Een gedetailleerde Access database is voor de MONOSA studie aangemaakt in samenwerking met de AMC Clinical Research Unit. Dit was nodig voor het digitaliseren van de papieren gegevens, het centraliseren van de data afkomstig van de 6 MONOSA centra en het combineren van de data met de output van de website.
In 2007 en 2008 werden verscheidene lezingen en voordrachten gegeven voor longartsen, longfunctie assistenten en studenten in de verschillende ziekenhuizen, om informatie te verstrekken over het onderzoek, om de recrutering van patiënten te stimuleren en om de eerste resultaten te bediscussiëren.
Hoewel de hoofdvraag van het onderzoek pas beantwoord kan worden wanneer alle data verzameld zijn (december 2008), zijn er wel al enkele satellietvragen naar boven gekomen en inmiddels beantwoord. De resultaten hiervan zullen op internationale congressen gepresenteerd worden.

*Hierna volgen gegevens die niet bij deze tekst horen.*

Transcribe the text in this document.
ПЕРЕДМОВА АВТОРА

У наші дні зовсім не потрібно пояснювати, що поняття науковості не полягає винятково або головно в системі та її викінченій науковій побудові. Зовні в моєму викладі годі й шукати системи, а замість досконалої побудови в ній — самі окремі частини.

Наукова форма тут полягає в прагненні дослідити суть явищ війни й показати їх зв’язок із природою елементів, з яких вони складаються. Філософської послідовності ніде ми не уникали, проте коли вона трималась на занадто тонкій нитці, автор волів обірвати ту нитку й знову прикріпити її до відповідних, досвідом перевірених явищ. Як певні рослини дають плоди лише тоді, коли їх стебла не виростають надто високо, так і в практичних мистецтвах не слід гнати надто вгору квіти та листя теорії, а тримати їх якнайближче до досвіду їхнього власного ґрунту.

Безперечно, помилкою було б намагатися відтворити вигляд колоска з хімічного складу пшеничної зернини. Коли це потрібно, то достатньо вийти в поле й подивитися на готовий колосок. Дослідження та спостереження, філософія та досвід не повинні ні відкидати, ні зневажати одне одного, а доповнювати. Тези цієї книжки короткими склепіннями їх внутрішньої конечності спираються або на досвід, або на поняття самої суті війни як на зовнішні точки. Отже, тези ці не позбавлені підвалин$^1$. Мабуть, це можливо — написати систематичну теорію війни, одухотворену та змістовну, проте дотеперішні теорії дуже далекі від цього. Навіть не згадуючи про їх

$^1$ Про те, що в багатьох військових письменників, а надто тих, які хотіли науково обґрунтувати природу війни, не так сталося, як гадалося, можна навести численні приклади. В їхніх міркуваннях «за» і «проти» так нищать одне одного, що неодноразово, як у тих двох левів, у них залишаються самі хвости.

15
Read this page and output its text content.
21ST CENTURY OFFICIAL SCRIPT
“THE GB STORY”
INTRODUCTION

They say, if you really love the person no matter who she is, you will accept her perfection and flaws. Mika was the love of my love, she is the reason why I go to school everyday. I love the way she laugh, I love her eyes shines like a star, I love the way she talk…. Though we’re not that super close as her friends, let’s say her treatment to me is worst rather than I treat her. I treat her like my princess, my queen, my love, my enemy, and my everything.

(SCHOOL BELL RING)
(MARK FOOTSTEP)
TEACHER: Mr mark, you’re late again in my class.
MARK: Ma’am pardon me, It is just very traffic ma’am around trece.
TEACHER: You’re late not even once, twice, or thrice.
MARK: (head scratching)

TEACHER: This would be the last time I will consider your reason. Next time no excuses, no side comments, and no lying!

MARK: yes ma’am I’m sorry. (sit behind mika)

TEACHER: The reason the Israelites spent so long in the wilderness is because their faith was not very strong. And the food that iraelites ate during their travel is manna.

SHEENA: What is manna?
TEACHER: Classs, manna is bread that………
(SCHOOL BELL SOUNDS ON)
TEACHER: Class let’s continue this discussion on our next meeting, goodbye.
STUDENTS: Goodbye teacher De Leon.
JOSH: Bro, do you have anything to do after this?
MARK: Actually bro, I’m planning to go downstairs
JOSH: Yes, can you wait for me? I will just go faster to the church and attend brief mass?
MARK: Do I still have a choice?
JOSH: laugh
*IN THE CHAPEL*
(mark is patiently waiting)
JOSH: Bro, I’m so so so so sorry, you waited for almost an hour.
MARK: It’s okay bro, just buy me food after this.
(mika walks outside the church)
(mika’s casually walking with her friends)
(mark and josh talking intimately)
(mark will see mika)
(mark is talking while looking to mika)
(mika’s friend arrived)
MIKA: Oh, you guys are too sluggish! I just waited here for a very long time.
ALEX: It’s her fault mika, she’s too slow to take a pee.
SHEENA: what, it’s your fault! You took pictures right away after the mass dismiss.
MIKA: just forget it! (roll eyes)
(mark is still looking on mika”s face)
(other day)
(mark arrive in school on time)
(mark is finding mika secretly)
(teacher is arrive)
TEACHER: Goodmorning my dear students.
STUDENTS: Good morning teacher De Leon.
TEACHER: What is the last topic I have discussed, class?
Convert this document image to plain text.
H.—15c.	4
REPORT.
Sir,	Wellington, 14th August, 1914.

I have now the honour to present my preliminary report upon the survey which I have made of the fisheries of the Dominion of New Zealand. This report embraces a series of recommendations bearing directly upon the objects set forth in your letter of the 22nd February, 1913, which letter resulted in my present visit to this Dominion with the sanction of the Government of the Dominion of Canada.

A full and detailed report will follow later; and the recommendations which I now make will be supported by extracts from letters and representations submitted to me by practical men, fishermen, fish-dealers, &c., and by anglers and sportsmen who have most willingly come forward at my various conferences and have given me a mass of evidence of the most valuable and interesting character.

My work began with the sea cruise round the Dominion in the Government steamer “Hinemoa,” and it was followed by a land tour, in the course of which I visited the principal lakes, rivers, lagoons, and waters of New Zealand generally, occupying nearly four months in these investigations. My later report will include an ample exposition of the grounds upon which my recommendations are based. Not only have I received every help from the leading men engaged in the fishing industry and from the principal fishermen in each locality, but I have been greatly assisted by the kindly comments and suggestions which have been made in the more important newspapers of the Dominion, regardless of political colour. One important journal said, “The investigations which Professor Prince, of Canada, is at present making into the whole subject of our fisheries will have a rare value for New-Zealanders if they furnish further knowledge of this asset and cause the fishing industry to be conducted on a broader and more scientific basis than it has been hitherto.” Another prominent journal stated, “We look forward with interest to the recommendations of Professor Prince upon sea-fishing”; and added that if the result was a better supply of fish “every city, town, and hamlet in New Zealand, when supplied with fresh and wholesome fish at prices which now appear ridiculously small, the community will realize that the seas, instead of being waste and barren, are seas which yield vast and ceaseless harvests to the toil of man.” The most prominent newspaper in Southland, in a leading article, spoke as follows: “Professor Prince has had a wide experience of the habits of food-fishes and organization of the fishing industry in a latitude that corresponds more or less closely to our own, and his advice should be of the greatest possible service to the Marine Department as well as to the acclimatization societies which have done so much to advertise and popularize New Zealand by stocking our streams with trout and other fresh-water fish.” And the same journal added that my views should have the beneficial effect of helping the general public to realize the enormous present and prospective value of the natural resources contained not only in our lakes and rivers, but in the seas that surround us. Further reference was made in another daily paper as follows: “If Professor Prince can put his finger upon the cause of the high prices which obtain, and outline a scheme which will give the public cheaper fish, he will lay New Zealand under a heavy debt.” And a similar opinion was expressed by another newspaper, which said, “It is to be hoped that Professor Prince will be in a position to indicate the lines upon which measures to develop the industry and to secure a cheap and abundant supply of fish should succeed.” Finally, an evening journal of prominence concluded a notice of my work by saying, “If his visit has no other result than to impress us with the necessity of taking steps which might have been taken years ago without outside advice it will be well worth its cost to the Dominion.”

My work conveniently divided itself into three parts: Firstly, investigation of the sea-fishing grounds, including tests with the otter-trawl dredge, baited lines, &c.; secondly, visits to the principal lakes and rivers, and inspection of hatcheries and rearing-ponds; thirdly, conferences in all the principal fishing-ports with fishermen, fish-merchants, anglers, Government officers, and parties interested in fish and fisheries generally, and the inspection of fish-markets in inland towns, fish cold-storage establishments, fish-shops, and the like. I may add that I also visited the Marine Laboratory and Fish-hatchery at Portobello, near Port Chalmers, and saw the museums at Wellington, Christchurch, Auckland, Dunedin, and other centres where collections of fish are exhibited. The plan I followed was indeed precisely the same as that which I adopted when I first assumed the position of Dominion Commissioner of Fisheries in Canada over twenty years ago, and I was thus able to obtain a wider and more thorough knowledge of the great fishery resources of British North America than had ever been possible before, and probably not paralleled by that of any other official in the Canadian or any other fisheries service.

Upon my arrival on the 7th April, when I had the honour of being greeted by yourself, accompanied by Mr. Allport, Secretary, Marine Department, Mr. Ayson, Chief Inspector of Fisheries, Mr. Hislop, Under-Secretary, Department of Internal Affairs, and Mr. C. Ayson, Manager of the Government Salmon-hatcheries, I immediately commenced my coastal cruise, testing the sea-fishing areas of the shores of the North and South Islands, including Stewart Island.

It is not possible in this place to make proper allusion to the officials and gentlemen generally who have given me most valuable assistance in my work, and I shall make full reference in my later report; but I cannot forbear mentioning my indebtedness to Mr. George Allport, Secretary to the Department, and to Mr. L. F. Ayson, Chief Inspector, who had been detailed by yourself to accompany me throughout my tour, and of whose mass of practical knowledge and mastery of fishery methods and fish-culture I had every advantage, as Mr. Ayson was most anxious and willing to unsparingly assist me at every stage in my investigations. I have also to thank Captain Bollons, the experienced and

In het kort hebben we aangetoond dat:
1. Een op maat gemaakte website een gemakkelijke en goed toegankelijk instrument is voor het monitoren van patiënten met ernstig astma met als doel de behandeling te optimaliseren.
2. Bij patiënten met ernstig astma levert uitgeademde NO additionele informatie op naast gegevens van longfunctie en astma controle.
3. Patiënten met ernstig astma hebben meer last van angst, depressie en neurotische kenmerken dan patiënten met licht astma
4. Concentraties uitgeademde NO zijn goed reproduceerbaar bij patiënten met stabiel ernstig astma, en kunnen gebruikt worden bij de behandeling van steroïd-afhankelijk astma.